For Immediate Release:
April 2, 2008
Susan Lehman, 212–998–6318
Mike Webb, 212–998–6746
Special interest spending has swamped statewide judicial elections. This increase in spending forces the people who uphold justice in our society to dial for dollars in order to run a successful election. Worse yet, as judges are forced to raise more campaign cash, the public’s confidence in getting a fair hearing before an impartial court is crumbling.
In an effort to restore trust in our justice system, the Brennan Center for Justice has published a new report — Fair Courts: Setting Recusal Standards — that seeks to eliminate even the appearance of an imbalanced judiciary with consistent principles and rules for when a judge should step down from a case.
In the foreword to the new report, former Chief Justice of the Supreme Court of Texas Thomas R. Phillips writes, “now as never before, reinvigorating recusal is truly necessary to preserve the court system that Chief Justice Rehnquist called the ‘crown jewel’ of our American experiment.”
Setting Recusal Standards documents the politicization of the courts, includes real-world recusal-related anecdotes, state-specific sidebars.
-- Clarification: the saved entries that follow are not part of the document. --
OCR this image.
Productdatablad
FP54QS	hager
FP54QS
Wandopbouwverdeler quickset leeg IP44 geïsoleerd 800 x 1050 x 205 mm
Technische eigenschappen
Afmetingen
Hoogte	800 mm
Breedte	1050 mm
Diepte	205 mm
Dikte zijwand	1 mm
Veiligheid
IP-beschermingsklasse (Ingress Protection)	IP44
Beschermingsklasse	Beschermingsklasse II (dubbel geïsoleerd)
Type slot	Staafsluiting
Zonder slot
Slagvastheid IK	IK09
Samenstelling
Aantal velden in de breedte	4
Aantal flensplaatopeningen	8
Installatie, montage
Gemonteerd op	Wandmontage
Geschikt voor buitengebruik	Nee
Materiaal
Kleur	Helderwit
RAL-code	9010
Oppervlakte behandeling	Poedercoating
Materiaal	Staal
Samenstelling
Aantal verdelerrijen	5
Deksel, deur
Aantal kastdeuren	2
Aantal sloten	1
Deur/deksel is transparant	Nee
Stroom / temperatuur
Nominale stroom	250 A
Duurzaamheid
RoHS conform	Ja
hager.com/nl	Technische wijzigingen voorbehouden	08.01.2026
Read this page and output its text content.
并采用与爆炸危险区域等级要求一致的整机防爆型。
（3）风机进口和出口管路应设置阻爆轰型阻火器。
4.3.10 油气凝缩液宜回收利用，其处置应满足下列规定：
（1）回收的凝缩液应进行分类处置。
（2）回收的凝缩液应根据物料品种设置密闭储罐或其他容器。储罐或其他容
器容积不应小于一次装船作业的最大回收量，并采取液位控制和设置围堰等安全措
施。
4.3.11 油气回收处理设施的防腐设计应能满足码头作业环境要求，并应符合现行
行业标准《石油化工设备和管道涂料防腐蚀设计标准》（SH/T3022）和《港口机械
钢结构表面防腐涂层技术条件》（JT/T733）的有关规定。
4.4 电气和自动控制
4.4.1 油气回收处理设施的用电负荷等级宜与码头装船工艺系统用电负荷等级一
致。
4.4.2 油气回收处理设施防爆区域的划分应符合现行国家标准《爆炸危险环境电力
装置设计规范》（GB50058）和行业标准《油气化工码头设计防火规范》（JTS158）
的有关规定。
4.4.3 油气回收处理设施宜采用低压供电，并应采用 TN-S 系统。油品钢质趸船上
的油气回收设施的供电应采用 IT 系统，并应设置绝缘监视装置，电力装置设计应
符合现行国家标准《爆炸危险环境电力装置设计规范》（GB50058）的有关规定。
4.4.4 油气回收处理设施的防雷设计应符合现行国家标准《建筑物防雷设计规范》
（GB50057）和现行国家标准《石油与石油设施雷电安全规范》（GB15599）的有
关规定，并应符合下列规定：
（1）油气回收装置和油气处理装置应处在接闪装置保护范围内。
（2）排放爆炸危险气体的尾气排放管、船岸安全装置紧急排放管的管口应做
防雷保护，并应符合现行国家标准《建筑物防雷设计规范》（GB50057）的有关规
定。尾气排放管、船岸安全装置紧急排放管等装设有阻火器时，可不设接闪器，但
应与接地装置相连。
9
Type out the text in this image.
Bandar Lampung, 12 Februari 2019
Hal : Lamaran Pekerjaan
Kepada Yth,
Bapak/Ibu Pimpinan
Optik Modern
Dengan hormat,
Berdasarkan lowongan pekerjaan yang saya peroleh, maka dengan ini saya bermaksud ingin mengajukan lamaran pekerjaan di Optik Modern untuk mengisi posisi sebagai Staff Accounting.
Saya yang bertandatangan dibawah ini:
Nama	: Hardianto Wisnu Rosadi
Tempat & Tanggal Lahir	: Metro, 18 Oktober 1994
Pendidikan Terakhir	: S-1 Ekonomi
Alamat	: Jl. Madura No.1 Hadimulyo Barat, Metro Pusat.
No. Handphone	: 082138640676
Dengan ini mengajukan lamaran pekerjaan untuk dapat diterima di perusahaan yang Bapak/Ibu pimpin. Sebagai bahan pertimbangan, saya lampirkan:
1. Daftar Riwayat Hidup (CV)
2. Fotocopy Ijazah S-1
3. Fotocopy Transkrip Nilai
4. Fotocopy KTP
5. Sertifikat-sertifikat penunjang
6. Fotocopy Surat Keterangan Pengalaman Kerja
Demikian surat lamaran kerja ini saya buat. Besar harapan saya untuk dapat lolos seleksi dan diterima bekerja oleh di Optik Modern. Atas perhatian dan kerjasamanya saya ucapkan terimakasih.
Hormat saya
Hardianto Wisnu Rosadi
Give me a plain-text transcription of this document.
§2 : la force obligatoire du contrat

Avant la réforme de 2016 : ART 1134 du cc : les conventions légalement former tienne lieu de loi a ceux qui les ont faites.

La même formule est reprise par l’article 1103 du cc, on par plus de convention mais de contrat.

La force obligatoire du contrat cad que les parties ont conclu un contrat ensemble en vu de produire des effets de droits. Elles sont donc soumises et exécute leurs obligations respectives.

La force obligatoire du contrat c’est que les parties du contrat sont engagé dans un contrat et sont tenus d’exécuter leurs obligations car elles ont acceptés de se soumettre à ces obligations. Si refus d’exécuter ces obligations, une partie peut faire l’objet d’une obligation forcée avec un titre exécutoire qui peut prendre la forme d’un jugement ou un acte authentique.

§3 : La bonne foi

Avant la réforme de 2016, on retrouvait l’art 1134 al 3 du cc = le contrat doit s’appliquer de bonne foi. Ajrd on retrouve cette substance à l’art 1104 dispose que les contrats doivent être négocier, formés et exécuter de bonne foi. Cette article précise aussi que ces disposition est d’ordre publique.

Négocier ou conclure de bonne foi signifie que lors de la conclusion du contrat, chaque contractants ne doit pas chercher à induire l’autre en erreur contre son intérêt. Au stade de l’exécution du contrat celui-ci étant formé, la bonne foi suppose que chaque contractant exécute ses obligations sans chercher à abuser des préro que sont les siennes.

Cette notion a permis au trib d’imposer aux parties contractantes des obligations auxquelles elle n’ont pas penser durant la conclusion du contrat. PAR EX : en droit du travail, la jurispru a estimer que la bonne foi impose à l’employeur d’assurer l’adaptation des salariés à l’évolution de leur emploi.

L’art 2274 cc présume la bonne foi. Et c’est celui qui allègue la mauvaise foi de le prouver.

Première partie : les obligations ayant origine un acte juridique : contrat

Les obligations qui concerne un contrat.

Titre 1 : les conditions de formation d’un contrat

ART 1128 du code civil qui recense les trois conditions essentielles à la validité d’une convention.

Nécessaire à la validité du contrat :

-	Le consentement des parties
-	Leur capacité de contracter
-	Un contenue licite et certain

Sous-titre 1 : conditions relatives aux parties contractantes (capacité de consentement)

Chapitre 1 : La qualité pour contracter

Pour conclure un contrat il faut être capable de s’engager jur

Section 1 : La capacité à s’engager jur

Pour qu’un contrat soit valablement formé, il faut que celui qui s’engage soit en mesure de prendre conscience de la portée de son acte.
Most importantly, it includes ten separate recommendations for judges, legislators, citizens and media seeking to reform or analyze recusal practices in their respective states.
“Recent cases in West Virginia, Wisconsin, and Illinois have all seen state Supreme Court justices rule in cases where they had received thousands of dollars in donations from some of the parties that had cases before them,” said the report’s co-author James Sample, Counsel in the Brennan Center’s Democracy Program. “It’s no wonder that the general public is questioning the impartiality of these courts’ decisions.”
Most of the proposals — such as peremptory disqualification, enhanced disclosure, and new judicial education seminars — are easy to enact and have widespread support. Others require more dramatic changes in recusal practices. For example, the paper recommends that states consider adopting provisions similar to the ABA’s per se rule concerning campaign contributions. That is, once a judge has received donations exceeding a certain threshold, that judge would then be automatically disqualified to hear a case involving that donor, or those closely associated with the donor.
Ultimately, the paper aims to provide state courts with options that enhance and protect the integrity of our legal system. The paper is now available online and is being mailed to judges and advocates across the country.